When news of her death spread, friends took up a collection.  $661 bought a grave but no headstone.  A hundred people attended the memorial service.  Then Zora, “an iridescent personality of many colors,” lay forgotten beneath the spreading weeds.

“I know that nothing is destructible; things merely change forms,” she had written.  “When the consciousness we know as life ceases, I know that I shall still be part and parcel of the world.”

“Zo-ra!” Alice Walker shouts again.  Just then her foot sinks into a hole.  Six by three feet.  A grave.  Further research identifies this as the spot.  Walker soon has a headstone made.

Comebacks are hard to plan.  Fallen on hard times, every human effort aims at revival, yet the world moves on, forgetting if not forgiving.  Revival hinges on chance, circumstance, and the eternal talent of the fallen.

So when Alice Walker’s article, “In Search of Zora Neale Hurston” appeared in Ms. in 1975, legions of readers asked “Who?” then went on their own search.  What they found was the remarkable novels of a remarkable woman.  And word spread.

In 1977, the first biography (of several) portrayed the Zora who had charmed Harlem and all those folks who told her their stories.  Her four novels were soon back in print.  Their Eyes Were Watching God has since sold more than a million copies and been translated into a dozen languages.  The Library of America has two volumes of Hurston’s works.

READ FIVE ZORA NEALE HURSTON EXCERPTS ON “THE DUSTY BOOKSHELF”

“Mule Bone,” her play co-written with Langston Hughes, appeared on Broadway in 2002.  The Smithsonian published Zora’s folk tale collection, Every Tongue Got to Caress.  And in 2018, Barracoon, recounting her interviews with the last slave brought to America — illegally in 1859 — became a bestseller.

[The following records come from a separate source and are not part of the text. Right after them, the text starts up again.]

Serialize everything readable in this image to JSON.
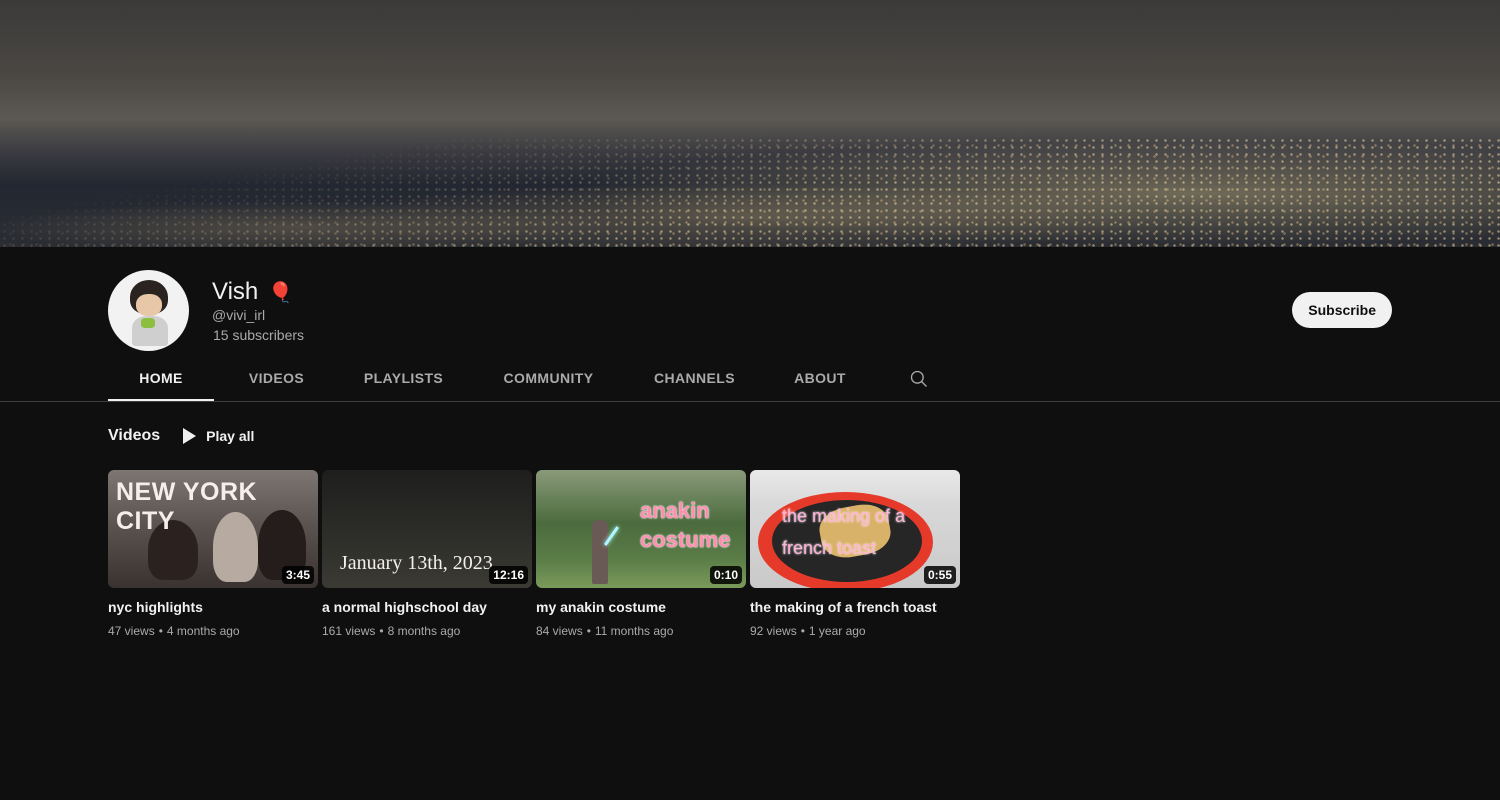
{
  "channel": {
    "name": "Vish",
    "name_emoji": "🎈",
    "handle": "@vivi_irl",
    "subscribers": "15 subscribers",
    "subscribe_label": "Subscribe"
  },
  "tabs": [
    {
      "label": "HOME",
      "active": true
    },
    {
      "label": "VIDEOS",
      "active": false
    },
    {
      "label": "PLAYLISTS",
      "active": false
    },
    {
      "label": "COMMUNITY",
      "active": false
    },
    {
      "label": "CHANNELS",
      "active": false
    },
    {
      "label": "ABOUT",
      "active": false
    }
  ],
  "search_icon": "search-icon",
  "section": {
    "title": "Videos",
    "play_all_label": "Play all",
    "play_icon": "play-icon"
  },
  "videos": [
    {
      "title": "nyc highlights",
      "views": "47 views",
      "age": "4 months ago",
      "duration": "3:45",
      "thumb_text": "NEW YORK CITY"
    },
    {
      "title": "a normal highschool day",
      "views": "161 views",
      "age": "8 months ago",
      "duration": "12:16",
      "thumb_text": "January 13th, 2023"
    },
    {
      "title": "my anakin costume",
      "views": "84 views",
      "age": "11 months ago",
      "duration": "0:10",
      "thumb_text": "anakin costume"
    },
    {
      "title": "the making of a french toast",
      "views": "92 views",
      "age": "1 year ago",
      "duration": "0:55",
      "thumb_text": "the making of a french toast"
    }
  ],
  "colors": {
    "background": "#0f0f0f",
    "text_primary": "#f1f1f1",
    "text_secondary": "#aaaaaa",
    "subscribe_bg": "#f1f1f1"
  }
}
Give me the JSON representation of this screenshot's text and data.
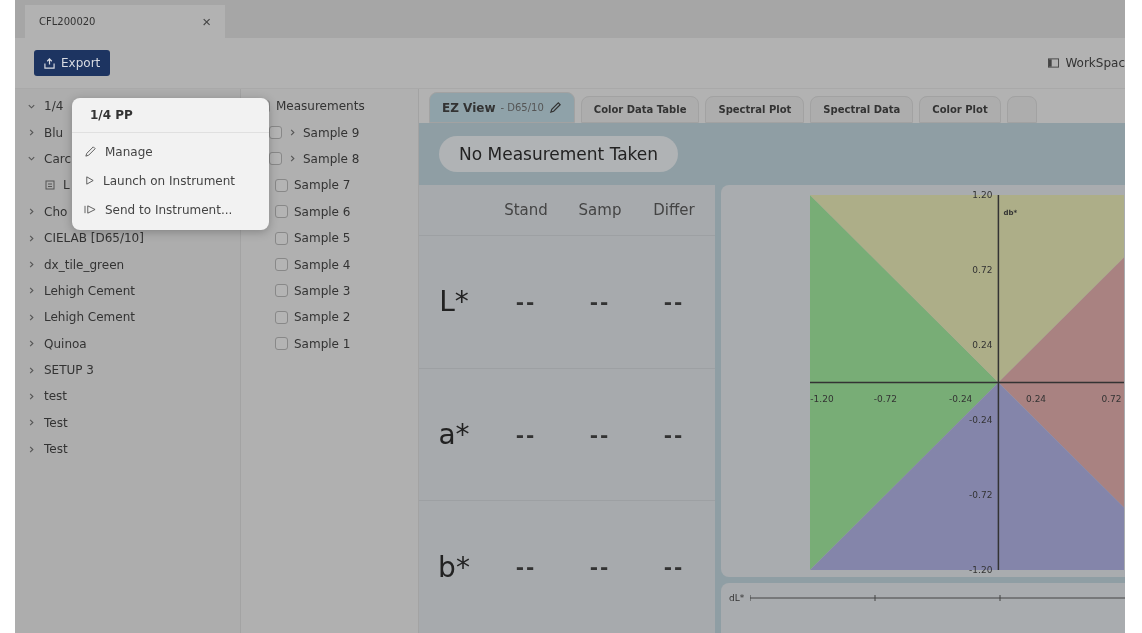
{
  "document_tab": {
    "title": "CFL200020",
    "close": "×"
  },
  "toolbar": {
    "export": "Export",
    "workspace": "WorkSpac"
  },
  "tree": [
    {
      "label": "1/4",
      "expanded": true
    },
    {
      "label": "Blu",
      "expanded": false
    },
    {
      "label": "Carc",
      "expanded": true,
      "children": [
        {
          "label": "L"
        }
      ]
    },
    {
      "label": "Cho",
      "expanded": false
    },
    {
      "label": "CIELAB [D65/10]",
      "expanded": false
    },
    {
      "label": "dx_tile_green",
      "expanded": false
    },
    {
      "label": "Lehigh Cement",
      "expanded": false
    },
    {
      "label": "Lehigh Cement",
      "expanded": false
    },
    {
      "label": "Quinoa",
      "expanded": false
    },
    {
      "label": "SETUP 3",
      "expanded": false
    },
    {
      "label": "test",
      "expanded": false
    },
    {
      "label": "Test",
      "expanded": false
    },
    {
      "label": "Test",
      "expanded": false
    }
  ],
  "measurements": {
    "header": "Measurements",
    "checked": false,
    "items": [
      {
        "label": "Sample 9",
        "checked": false,
        "expandable": true
      },
      {
        "label": "Sample 8",
        "checked": false,
        "expandable": true
      },
      {
        "label": "Sample 7",
        "checked": false,
        "expandable": false
      },
      {
        "label": "Sample 6",
        "checked": false,
        "expandable": false
      },
      {
        "label": "Sample 5",
        "checked": false,
        "expandable": false
      },
      {
        "label": "Sample 4",
        "checked": false,
        "expandable": false
      },
      {
        "label": "Sample 3",
        "checked": false,
        "expandable": false
      },
      {
        "label": "Sample 2",
        "checked": false,
        "expandable": false
      },
      {
        "label": "Sample 1",
        "checked": false,
        "expandable": false
      }
    ]
  },
  "view_tabs": [
    {
      "label": "EZ View",
      "sub": "- D65/10",
      "selected": true
    },
    {
      "label": "Color Data Table",
      "selected": false
    },
    {
      "label": "Spectral Plot",
      "selected": false
    },
    {
      "label": "Spectral Data",
      "selected": false
    },
    {
      "label": "Color Plot",
      "selected": false
    }
  ],
  "status": "No Measurement Taken",
  "color_table": {
    "columns": [
      "Stand",
      "Samp",
      "Differ"
    ],
    "rows": [
      {
        "label": "L*",
        "values": [
          "--",
          "--",
          "--"
        ]
      },
      {
        "label": "a*",
        "values": [
          "--",
          "--",
          "--"
        ]
      },
      {
        "label": "b*",
        "values": [
          "--",
          "--",
          "--"
        ]
      }
    ]
  },
  "chart": {
    "chart_data": {
      "type": "scatter",
      "ylabel": "db*",
      "xlim": [
        -1.2,
        0.8
      ],
      "ylim": [
        -1.2,
        1.2
      ],
      "xticks": [
        {
          "value": -1.2,
          "label": "-1.20"
        },
        {
          "value": -0.72,
          "label": "-0.72"
        },
        {
          "value": -0.24,
          "label": "-0.24"
        },
        {
          "value": 0.24,
          "label": "0.24"
        },
        {
          "value": 0.72,
          "label": "0.72"
        }
      ],
      "yticks": [
        {
          "value": 1.2,
          "label": "1.20"
        },
        {
          "value": 0.72,
          "label": "0.72"
        },
        {
          "value": 0.24,
          "label": "0.24"
        },
        {
          "value": -0.24,
          "label": "-0.24"
        },
        {
          "value": -0.72,
          "label": "-0.72"
        },
        {
          "value": -1.2,
          "label": "-1.20"
        }
      ]
    }
  },
  "dl_bar": {
    "label": "dL*"
  },
  "context_menu": {
    "title": "1/4 PP",
    "items": [
      {
        "kind": "edit",
        "label": "Manage"
      },
      {
        "kind": "launch",
        "label": "Launch on Instrument"
      },
      {
        "kind": "send",
        "label": "Send to Instrument..."
      }
    ]
  }
}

Zora’s grave has since been cleaned up and is part of a regional “Dust Tracks” tour tracing Zora’s life in Florida. But although she died poor, she did not die dispirited.  She rarely doubted her talent, nor did she ever write for fame or money.  She wrote as she danced, to celebrate.

“I have known the joy and pain of deep friendship.  I have served and been served.  I have made some good enemies for which I am not a bit sorry.  I have loved unselfishly, and I have fondled hatred with the red-hot tongs of Hell.  That’s living.”